ShareThis

Expérimentations Internet de Nice : vers AOL par câble



Internet par le câble, c'est magnifique côté usager; mais, côté industriel, il est difficile de mener à bien en même temps les métiers de fournisseur d'accès, de diffuseur et de producteur de contenus: c'est ce que l'ex-C.G.E. (aujourd'hui Vivendi), a retenu de plus de deux années d'expérimentation menées à Nice de 1996 à 1998.
L'expérience, montée avec deux cents abonnés du site concessif niçois, a aussi été arrêtée en fin d'année dernière.

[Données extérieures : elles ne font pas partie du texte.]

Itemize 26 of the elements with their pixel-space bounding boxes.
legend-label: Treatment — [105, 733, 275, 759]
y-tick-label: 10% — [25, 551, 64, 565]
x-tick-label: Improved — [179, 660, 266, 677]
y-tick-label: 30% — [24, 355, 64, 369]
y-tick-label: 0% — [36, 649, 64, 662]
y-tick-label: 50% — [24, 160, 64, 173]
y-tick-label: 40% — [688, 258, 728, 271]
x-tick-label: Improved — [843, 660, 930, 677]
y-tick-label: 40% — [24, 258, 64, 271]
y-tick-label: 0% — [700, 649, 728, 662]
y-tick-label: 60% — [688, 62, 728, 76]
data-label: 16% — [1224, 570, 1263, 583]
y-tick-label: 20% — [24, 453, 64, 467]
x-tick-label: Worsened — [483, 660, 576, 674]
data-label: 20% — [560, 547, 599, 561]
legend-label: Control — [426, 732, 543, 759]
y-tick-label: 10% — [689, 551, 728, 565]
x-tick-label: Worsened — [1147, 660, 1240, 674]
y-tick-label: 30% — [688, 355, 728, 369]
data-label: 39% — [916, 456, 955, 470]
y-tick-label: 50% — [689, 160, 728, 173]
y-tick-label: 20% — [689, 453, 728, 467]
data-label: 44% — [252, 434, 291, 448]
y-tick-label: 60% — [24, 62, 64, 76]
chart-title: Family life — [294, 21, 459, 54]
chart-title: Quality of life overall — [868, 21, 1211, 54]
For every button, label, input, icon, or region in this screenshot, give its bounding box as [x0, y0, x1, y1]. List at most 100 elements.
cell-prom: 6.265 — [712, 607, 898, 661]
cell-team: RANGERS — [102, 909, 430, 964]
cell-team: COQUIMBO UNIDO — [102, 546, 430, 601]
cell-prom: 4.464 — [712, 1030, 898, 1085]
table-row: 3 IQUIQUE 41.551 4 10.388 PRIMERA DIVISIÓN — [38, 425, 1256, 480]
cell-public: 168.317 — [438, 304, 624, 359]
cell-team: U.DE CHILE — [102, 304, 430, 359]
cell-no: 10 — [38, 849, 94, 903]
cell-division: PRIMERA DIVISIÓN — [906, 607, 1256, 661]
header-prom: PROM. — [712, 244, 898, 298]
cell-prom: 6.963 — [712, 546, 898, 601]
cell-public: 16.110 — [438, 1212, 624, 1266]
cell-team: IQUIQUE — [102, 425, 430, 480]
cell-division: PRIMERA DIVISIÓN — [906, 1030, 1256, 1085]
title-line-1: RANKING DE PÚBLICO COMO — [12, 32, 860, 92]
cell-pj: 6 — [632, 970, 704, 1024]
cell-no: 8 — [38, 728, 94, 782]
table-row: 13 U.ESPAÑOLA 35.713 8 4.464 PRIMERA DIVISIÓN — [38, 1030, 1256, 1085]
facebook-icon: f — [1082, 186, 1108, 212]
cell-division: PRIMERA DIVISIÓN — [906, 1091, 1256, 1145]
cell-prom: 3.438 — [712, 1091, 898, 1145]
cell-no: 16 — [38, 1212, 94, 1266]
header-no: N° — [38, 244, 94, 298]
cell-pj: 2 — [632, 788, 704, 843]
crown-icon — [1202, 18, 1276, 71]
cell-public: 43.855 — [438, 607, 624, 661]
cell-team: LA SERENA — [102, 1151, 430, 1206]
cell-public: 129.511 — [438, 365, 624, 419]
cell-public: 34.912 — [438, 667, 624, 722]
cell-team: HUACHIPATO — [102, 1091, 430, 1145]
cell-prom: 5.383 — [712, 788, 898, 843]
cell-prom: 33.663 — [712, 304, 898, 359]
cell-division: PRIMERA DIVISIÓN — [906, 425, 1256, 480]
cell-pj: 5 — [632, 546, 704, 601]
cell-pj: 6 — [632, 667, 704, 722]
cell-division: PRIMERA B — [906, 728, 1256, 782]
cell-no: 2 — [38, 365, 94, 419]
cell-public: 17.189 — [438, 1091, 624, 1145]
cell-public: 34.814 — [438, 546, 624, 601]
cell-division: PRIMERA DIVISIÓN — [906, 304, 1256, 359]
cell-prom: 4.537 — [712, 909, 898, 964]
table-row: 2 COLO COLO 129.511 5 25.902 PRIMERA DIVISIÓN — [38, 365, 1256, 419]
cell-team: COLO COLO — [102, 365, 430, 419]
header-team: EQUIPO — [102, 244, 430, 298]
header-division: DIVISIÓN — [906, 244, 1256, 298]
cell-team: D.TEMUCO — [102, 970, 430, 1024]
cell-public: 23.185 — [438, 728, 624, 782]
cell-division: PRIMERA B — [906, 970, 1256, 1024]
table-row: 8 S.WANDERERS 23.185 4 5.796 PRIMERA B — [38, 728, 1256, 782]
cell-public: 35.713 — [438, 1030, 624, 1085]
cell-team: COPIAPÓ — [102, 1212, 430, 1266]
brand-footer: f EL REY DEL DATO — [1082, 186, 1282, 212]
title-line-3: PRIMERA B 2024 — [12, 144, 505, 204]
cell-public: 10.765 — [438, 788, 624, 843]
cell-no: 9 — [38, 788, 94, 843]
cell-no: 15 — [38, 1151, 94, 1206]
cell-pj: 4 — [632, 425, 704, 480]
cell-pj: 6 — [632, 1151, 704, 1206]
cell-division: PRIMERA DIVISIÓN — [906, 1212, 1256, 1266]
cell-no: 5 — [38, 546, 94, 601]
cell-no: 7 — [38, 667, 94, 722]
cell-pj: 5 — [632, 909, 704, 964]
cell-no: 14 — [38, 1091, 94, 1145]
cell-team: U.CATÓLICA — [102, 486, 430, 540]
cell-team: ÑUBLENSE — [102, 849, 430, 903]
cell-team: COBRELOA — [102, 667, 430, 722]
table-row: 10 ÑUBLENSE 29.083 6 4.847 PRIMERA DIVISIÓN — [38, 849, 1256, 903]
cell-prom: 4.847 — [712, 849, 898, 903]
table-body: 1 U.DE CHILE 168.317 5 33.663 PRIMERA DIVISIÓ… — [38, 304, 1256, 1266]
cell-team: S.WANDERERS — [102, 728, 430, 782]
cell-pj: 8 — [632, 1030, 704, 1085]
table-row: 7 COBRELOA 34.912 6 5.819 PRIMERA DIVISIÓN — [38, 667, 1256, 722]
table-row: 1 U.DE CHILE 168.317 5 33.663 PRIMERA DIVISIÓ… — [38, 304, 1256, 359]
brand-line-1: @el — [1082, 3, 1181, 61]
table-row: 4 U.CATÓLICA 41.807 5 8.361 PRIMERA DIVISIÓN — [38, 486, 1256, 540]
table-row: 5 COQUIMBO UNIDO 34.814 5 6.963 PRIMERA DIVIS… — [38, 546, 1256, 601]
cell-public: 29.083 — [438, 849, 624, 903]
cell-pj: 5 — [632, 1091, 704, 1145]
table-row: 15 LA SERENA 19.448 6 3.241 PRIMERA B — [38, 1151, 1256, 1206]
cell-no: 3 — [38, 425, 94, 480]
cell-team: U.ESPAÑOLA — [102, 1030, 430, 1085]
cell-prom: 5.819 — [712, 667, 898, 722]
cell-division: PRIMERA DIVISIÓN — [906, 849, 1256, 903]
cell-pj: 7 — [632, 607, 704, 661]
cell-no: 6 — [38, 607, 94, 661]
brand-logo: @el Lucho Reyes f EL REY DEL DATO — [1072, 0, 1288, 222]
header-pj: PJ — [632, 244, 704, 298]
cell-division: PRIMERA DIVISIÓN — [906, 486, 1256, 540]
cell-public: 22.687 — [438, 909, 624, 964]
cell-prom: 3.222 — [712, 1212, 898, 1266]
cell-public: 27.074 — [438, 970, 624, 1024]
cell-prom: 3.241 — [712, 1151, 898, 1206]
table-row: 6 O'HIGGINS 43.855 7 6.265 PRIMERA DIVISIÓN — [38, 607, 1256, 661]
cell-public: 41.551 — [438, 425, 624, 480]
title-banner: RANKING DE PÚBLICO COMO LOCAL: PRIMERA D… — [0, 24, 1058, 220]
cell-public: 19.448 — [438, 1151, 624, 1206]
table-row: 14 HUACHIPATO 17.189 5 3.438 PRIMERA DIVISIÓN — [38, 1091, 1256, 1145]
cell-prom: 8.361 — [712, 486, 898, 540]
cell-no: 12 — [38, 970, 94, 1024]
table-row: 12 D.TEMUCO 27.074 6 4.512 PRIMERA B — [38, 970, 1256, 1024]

Mais elle n'aura pas été tentée en vain. Elle devrait déboucher, au plus tard au second semestre de1999. A partir du savoir-faire acquis à Nice, la société NC Numéricâble (que Canal Plus a rachetée entre temps à Vivendi), prépare une offre d'Internet à haut débit sur 50% des réseaux des sites plan câble ou des sites concessifs qu'elle gère en France. Cette fois, cependant, elle ne créera plus ses programmes, mais se contentera de distribuer son partenaire, A.O.L., à grande vitesse...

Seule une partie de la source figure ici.